私たちは、あなたの住民税の額も、保険料の額も、計算できません。所得、家族の状況、住んでいる自治体、退職の時期で変わります。金額を推測して家計に入れると、実際の通知との差が、そのまま不足になります。だから、推測しないでください。袋を先に作り、通知が来たら実際の数字を入れる。この2工程だけを守れば足ります。手続きや制度の選択については、市区町村の窓口、年金事務所、保険者に確認してください。

今日やる変更

退職の予定があるなら、今日、袋を3つ作ります。住民税、健康保険、年金。金額はゼロのままで構いません。そして、現時点の給与明細を1枚開いて、控除欄に書かれている金額を控えておきます。退職後の金額と同じにはなりませんが、桁が違うことはないので、備える規模の見当がつきます。

よくある質問

いくら用意しておけばいいですか?

このページでは金額を出せません。所得も自治体も人によって違うからです。手元にある材料は、直近の給与明細の控除欄と、届く通知書です。通知が届くまでは、控除欄の金額をひとつの目安として袋に入れておいて、通知が来たら実際の数字に置き換えてください。

健康保険は、どの制度を選ぶのが得ですか?

そこはこのページが答えられない領域です。
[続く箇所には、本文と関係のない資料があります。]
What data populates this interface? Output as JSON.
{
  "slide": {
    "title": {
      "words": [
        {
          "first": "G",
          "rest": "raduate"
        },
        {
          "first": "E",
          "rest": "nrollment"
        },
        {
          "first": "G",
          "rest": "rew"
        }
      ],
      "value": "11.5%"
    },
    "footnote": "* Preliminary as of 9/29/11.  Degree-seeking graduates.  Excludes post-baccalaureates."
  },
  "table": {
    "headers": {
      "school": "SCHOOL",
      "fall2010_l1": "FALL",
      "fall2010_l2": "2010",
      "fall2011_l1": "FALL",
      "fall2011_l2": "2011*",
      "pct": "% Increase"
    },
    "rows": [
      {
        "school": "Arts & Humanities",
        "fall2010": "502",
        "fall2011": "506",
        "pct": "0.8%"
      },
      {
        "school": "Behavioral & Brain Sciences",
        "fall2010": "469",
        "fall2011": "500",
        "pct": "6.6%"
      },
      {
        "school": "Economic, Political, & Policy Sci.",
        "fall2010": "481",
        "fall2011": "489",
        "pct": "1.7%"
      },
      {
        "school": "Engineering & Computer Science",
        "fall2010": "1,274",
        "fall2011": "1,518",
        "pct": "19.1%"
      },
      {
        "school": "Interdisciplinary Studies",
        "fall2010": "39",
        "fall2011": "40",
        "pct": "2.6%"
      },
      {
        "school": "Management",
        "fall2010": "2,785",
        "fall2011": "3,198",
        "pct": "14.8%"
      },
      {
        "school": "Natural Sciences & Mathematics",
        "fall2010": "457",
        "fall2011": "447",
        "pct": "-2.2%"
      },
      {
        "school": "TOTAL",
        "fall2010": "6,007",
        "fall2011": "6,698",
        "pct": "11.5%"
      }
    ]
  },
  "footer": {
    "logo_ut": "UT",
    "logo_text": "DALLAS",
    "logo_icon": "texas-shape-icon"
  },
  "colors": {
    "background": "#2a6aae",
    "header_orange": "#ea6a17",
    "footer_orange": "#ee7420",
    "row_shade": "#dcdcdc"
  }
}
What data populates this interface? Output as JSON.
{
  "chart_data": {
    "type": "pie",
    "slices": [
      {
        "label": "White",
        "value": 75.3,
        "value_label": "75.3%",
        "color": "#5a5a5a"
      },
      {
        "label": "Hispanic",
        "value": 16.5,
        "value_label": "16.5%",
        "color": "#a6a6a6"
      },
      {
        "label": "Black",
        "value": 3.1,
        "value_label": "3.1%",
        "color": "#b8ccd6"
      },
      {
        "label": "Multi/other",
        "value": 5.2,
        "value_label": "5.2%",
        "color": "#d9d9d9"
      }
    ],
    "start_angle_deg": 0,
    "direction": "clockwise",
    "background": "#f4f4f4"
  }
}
制度の選択は条件によって結果が変わりますし、私たちは税や保険の助言をする立場にありません。市区町村の窓口と、退職した勤務先の保険者に、それぞれの金額を出してもらってから決めてください。

失業給付が入るまでの期間はどうしますか?

給付の有無、開始時期、金額は制度と手続きで決まるので、ハローワークに確認してください。家計の側でできるのは、給付が入らない前提で、生活防衛費と予備費だけで何か月持つかを先に計算しておくことです。その数字が、判断の期限になります。